In the late 1960’s, a small band of irrigation design practitioners, many of them previous employees of Ewing Irrigation started meeting to discuss the evolving profession of independent irrigation consulting. They recognized the need and potential for consulting services that focused on creating comprehensive, efficient and effective irrigation design solutions free from the conflict of interest that came with the designs provided by manufacturers, distributors and contractors. They also understood that creating comprehensive, efficient and effective design solutions required the skills of a dedicated design professional.

The American Society of Irrigation Consultants was formed in 1970 in part to create fundamental irrigation design standards, improve system efficiencies and eliminate water waste using the most effective combination of products available to address specific demands of each site. Its founding members understood the consequences and the real cost of improper irrigation and were committed to making the industry more accountable and professional.

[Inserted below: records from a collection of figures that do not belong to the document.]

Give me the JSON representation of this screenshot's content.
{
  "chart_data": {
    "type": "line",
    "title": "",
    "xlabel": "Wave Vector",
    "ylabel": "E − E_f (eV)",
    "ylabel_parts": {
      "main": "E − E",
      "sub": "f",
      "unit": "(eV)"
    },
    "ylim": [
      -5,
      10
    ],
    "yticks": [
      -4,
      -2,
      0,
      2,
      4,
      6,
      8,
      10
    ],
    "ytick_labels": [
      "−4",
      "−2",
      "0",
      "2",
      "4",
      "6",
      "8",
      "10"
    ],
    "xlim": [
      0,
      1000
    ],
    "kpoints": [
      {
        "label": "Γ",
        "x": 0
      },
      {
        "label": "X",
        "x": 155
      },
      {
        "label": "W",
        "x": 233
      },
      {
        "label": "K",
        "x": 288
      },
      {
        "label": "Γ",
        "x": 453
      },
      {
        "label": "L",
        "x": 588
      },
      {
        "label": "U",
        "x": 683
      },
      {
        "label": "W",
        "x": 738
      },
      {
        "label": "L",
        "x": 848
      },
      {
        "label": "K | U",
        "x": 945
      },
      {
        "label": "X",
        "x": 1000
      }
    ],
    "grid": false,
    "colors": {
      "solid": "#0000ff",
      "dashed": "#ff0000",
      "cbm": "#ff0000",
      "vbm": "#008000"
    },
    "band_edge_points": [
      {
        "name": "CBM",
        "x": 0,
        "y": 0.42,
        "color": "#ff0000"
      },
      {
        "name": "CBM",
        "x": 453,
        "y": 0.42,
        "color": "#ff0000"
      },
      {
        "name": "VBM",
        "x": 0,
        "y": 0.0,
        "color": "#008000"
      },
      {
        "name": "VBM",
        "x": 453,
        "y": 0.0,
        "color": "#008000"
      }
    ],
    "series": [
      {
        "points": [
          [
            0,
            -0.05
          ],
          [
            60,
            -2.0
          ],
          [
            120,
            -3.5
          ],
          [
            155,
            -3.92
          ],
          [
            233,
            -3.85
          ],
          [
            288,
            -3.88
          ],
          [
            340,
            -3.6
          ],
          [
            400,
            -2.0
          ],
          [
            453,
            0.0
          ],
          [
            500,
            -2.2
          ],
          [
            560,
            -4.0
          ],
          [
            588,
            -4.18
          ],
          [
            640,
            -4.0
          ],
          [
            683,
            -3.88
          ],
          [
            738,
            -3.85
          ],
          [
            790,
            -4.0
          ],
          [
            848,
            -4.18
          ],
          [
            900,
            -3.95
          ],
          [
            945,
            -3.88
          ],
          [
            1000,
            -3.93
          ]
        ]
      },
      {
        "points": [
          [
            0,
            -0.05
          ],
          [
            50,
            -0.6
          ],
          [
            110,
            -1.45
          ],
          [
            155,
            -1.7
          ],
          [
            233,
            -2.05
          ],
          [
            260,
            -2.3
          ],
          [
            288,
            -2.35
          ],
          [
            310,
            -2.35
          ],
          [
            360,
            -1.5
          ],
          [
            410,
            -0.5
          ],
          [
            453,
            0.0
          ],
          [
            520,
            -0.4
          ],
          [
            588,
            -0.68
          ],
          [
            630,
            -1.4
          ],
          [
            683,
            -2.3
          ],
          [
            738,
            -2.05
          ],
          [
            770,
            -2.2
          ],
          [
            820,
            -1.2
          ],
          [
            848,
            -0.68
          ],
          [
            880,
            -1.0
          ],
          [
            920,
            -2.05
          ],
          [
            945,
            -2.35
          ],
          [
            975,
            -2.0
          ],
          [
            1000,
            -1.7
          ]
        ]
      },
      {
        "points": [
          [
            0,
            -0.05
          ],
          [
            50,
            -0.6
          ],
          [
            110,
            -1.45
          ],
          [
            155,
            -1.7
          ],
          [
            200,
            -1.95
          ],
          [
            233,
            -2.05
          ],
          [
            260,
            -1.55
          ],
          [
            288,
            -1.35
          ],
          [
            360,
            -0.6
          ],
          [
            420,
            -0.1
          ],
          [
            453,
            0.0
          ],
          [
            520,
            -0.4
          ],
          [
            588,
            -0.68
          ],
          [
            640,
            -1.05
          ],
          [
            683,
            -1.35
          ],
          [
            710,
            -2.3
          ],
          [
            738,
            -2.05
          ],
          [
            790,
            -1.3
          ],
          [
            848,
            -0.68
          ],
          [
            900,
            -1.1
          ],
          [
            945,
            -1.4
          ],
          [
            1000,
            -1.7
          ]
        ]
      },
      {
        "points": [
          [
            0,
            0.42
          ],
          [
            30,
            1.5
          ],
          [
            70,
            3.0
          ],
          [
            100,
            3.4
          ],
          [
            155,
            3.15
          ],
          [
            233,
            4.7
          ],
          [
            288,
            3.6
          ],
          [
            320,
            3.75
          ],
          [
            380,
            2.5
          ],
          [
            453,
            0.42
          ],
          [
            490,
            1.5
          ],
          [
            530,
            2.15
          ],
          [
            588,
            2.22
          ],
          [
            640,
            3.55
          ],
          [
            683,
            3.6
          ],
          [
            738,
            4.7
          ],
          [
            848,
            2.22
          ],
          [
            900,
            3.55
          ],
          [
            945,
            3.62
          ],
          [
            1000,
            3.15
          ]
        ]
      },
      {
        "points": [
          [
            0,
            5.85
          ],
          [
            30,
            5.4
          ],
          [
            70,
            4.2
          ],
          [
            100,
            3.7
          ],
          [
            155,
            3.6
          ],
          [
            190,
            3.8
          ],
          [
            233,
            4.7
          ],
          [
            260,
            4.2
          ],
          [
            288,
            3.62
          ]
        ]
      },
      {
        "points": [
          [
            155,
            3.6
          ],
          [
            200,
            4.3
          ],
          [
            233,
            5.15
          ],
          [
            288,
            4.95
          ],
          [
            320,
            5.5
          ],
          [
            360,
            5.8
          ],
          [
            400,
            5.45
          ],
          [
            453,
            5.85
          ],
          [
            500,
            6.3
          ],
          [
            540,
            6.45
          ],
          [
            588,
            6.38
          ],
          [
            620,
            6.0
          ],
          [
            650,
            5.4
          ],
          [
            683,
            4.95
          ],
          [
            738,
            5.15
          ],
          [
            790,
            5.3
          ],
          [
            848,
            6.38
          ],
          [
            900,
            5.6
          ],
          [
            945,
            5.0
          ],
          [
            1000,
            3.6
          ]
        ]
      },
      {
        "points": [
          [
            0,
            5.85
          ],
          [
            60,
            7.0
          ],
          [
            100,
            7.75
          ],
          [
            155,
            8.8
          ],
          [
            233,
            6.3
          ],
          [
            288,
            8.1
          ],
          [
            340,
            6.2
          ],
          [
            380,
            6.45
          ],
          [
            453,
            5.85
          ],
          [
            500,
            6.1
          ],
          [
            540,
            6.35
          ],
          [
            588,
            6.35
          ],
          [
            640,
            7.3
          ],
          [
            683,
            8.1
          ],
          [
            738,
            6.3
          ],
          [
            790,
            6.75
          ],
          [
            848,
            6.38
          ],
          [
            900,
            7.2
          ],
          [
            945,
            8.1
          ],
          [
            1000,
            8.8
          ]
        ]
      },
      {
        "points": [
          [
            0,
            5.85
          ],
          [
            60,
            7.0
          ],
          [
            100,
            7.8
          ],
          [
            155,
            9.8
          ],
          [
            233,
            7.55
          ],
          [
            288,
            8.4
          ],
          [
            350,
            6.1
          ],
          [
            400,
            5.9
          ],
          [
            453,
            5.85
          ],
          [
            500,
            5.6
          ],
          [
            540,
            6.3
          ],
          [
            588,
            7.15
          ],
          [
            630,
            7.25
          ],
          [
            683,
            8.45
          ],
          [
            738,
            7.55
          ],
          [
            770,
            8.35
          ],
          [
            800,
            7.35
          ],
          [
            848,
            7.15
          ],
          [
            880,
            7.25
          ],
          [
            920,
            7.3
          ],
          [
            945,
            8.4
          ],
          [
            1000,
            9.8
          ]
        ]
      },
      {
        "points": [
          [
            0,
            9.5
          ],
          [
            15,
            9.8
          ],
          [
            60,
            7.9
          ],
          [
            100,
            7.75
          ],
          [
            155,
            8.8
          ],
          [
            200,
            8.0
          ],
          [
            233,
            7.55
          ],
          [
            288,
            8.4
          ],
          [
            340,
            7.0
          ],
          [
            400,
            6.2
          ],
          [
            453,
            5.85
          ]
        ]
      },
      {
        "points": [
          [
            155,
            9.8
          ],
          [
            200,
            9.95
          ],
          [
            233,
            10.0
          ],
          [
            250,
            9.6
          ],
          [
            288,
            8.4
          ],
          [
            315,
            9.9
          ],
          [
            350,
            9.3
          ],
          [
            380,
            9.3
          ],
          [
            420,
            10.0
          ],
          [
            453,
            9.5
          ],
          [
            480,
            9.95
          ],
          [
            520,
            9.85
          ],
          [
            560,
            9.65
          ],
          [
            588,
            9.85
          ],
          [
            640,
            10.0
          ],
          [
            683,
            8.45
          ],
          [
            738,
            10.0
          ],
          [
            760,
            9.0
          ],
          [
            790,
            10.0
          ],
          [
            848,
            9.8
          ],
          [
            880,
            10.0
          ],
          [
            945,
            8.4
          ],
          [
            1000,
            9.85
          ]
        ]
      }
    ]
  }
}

Sophistication of system design and available equipment was also increasing at that time. The first computerized control system and two wire systems would be introduced to the marketplace a few years later. Concern about water use and water efficiency was evident with Buckner Industry’s “Spend Water Like Money” campaign in the early 1970’s.

The reality that water is a finite resource has put strong pressure and scrutiny on the irrigation industry. Water use efficiency is the new norm, but there is also mounting pressure that “brown is the new green.” As an industry we need to continue to improve system efficiencies—in the design, in the products used, in the proper installation and through managed system use and operation. And as an industry we need to continue to put forward a professional cohesive approach to respond to outside pressures to reduce or eliminate landscape irrigation.

Irrigation will continue to be under scrutiny by public agencies. ASIC has and will continue to work to influence the outcome of the coming regulations. And our professional members will continue to be on the forefront of designing, specifying and overseeing comprehensive irrigation solutions on many of the country’s highest profile projects.